How I do Drugs
I do drugs, particularly estrogen. I am the kind of person who likes a set of structured steps to do important things like this. AS-level biology practicals truly terrorised me. So I figured I'd write a bunch of steps which I can follow for my injections. If anyone wants to contribute or add their own tips, that would be cool ^^
Hardware Required
- Estradiol vial
- Syringe (1mL)
- 2 syringe needles (recommended)
- One 25G for drawing estrogen
- One 26-29G for injections
- Alcohol wipes (2x)
- Not baby wipes, they do not have alcohol
- Bandage
Steps
Read the additional context below before following these steps.
- Unwrap your syringe
- Use alcohol wipe to clean the membrane of the vial
- Insert syringe
- Draw up
- If you see blood, you have pierced a vein. Remove the needle and apply cotton ball, disinfect, and bandage
- Draw up your volume of estradiol
- If you have a second (smaller) needle, swap to it
- Pinch the skin up where you want to inject
- Clean injection site with second alcohol wipe
- Stab yourself with syringe, at a 90' angle
- Push estrogen in, be patient
- After all estrogen has been injected, keep syringe inserted for an extra 30s
- Remove syringe
- Apply bandage if necessary
Additional Information
You can inject yourself in different areas. As I am more comfortable with sub-cutaneous injections, this reference is more for sub-q and not for intramuscular.
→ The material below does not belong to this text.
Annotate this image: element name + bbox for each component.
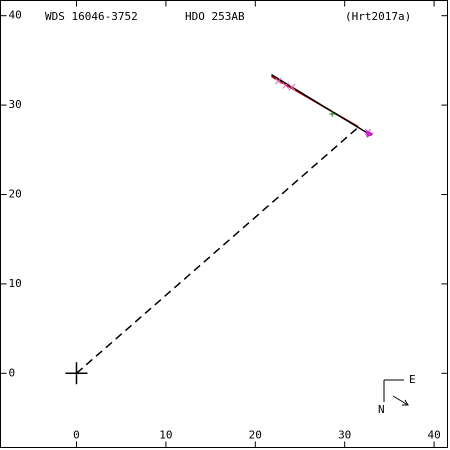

You can also inject yourself in different places. There are diagrams out there which show lumps of tissue you can inject into. For sub-q, a couple of the main places are the upper thigh and around the bellybutton. I find injecting into my stomach scary, so I guess I'm going with my leg instead.
For injection volumes, the source of my vial recommends "7 mg every 10 days" though you can also do "5mg every 7 days" so you have a fixed injection day. You should get blood tests to make sure testosterone is being properly suppressed. Emphasis on should - my brain can't seem to understand that this is important.
Also, important note. Some syringes have a swappable needle. So you use the larger one to draw up, and the smaller one to inject. Not all syringes have this feature, and my insulin syringes do not. It's not the end of the world, but it's a nice-to-have.